Otomania - Daytime running lights(DRL) alias “lampu siang” bukanlah hal baru untuk produsen mobil. Kelengkapan tersebut diklaim dapat membantu meningkatkan reaksi pejalan kaki, sepeda motor, mobil, dan kendaraan lain. Terutama untuk menakar estimasi kecepatan dan jarak.
Penggunaan lampu siang pertama kali dilakukan di Finlandia pada 1972, setelah itu lima tahun kemudian Swedia menyusul. Denmark, Hungaria, dan Kanada akhirnya juga mulai ikut menerapkan lampu siang pada kendaraan. Alasan utama penggunaan lampu siang di negara-negara itu sebab kurangnya penerangan alami oleh sinar matahari.

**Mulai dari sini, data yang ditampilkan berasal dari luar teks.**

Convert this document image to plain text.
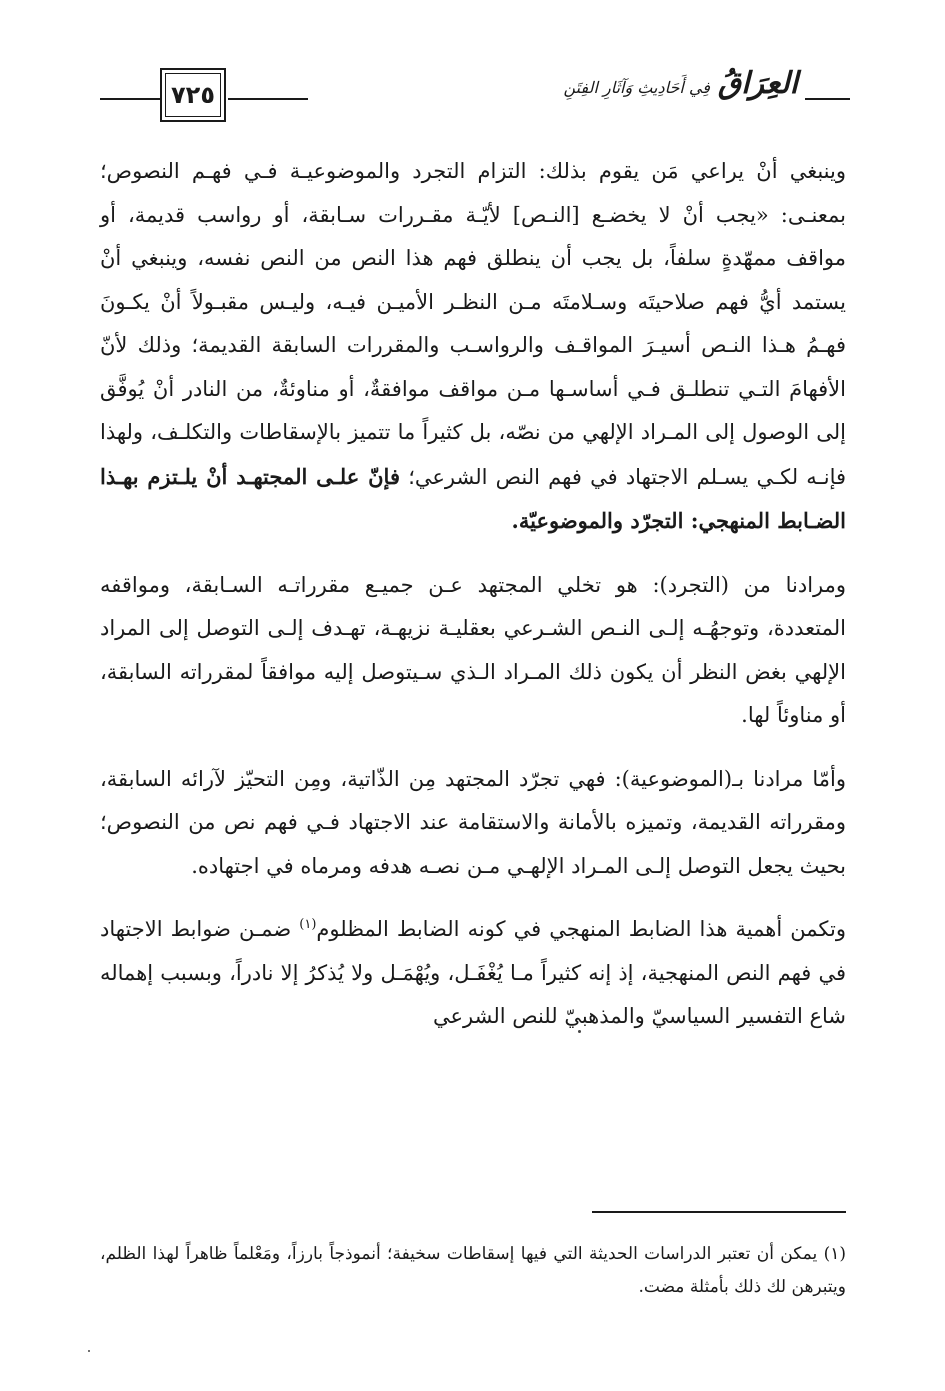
٧٢٥	العِرَاقُ
فِي أَحَادِيثِ وَآثَارِ الفِتَنِ

وينبغي أنْ يراعي مَن يقوم بذلك: التزام التجرد والموضوعيـة فـي فهـم النصوص؛ بمعنـى: «يجب أنْ لا يخضـع [النـص] لأيّـة مقـررات سـابقة، أو رواسب قديمة، أو مواقف ممهّدةٍ سلفاً، بل يجب أن ينطلق فهم هذا النص من النص نفسه، وينبغي أنْ يستمد أيُّ فهم صلاحيتَه وسـلامتَه مـن النظـر الأميـن فيـه، وليـس مقبـولاً أنْ يكـونَ فهـمُ هـذا النـص أسيـرَ المواقـف والرواسـب والمقررات السابقة القديمة؛ وذلك لأنّ الأفهامَ التـي تنطلـق فـي أساسـها مـن مواقف موافقةٌ، أو مناوئةٌ، من النادر أنْ يُوفَّق إلى الوصول إلى المـراد الإلهي من نصّه، بل كثيراً ما تتميز بالإسقاطات والتكلـف، ولهذا فإنـه لكـي يسـلم الاجتهاد في فهم النص الشرعي؛ فإنّ علـى المجتهـد أنْ يلـتزم بهـذا الضـابط المنهجي: التجرّد والموضوعيّة.

ومرادنا من (التجرد): هو تخلي المجتهد عـن جميـع مقرراتـه السـابقة، ومواقفه المتعددة، وتوجهُـه إلـى النـص الشـرعي بعقليـة نزيهـة، تهـدف إلـى التوصل إلى المراد الإلهي بغض النظر أن يكون ذلك المـراد الـذي سـيتوصل إليه موافقاً لمقرراته السابقة، أو مناوئاً لها.

وأمّا مرادنا بـ(الموضوعية): فهي تجرّد المجتهد مِن الذّاتية، ومِن التحيّز لآرائه السابقة، ومقرراته القديمة، وتميزه بالأمانة والاستقامة عند الاجتهاد فـي فهم نص من النصوص؛ بحيث يجعل التوصل إلـى المـراد الإلهـي مـن نصـه هدفه ومرماه في اجتهاده.

وتكمن أهمية هذا الضابط المنهجي في كونه الضابط المظلوم$^{(١)}$ ضمـن ضوابط الاجتهاد في فهم النص المنهجية، إذ إنه كثيراً مـا يُغْفَـل، ويُهْمَـل ولا يُذكرُ إلا نادراً، وبسبب إهماله شاع التفسير السياسيّ والمذهبيّ للنص الشرعي

(١) يمكن أن تعتبر الدراسات الحديثة التي فيها إسقاطات سخيفة؛ أنموذجاً بارزاً، ومَعْلماً ظاهراً لهذا الظلم، ويتبرهن لك ذلك بأمثلة مضت.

Lantas bagaimana dengan Indonesia? Kewajiban menyalakan lampu pada siang hari hanya berlaku pada sepeda motor sesuai dengan pasal 107 Undang-Undang No.22 Tahun 2009 tentang lalu lintas dan angkutan jalan. Inilah yang menjadi penyebab lampu besar pada sepeda motor baru selalu menyala dan tidak punya saklar on/off.
Kejelasan peraturan
Saat ini banyak mobil Eropa atau Jepang sudah mengaplikasikan DRL. Tren tersebut pun merambah ke ranah modifikasi. Karena belum ada peraturan lalu-lintas yang mengikat, kelakuan seperti ini tidak jelas apakah dilarang atau diperbolehkan. Kenyataan di lapangan justru terlihat seperti dimaklumkan.
Kendati demikian otoritas resmi mendukung pemakaian lampu siang untuk truk pengangkut material berbahaya. Pengguna lalu lintas dirasa wajib lebih menyadari keberadaan truk dengan potensi bahaya bila beredar di jalanan.
Jadi, hingga saat ini peraturan DRL di Indonesia masih mengambang. Penggunaannya masih bersifat penyelaras estetika, terbukti dengan maraknya penjual komponen aftermarket DRL.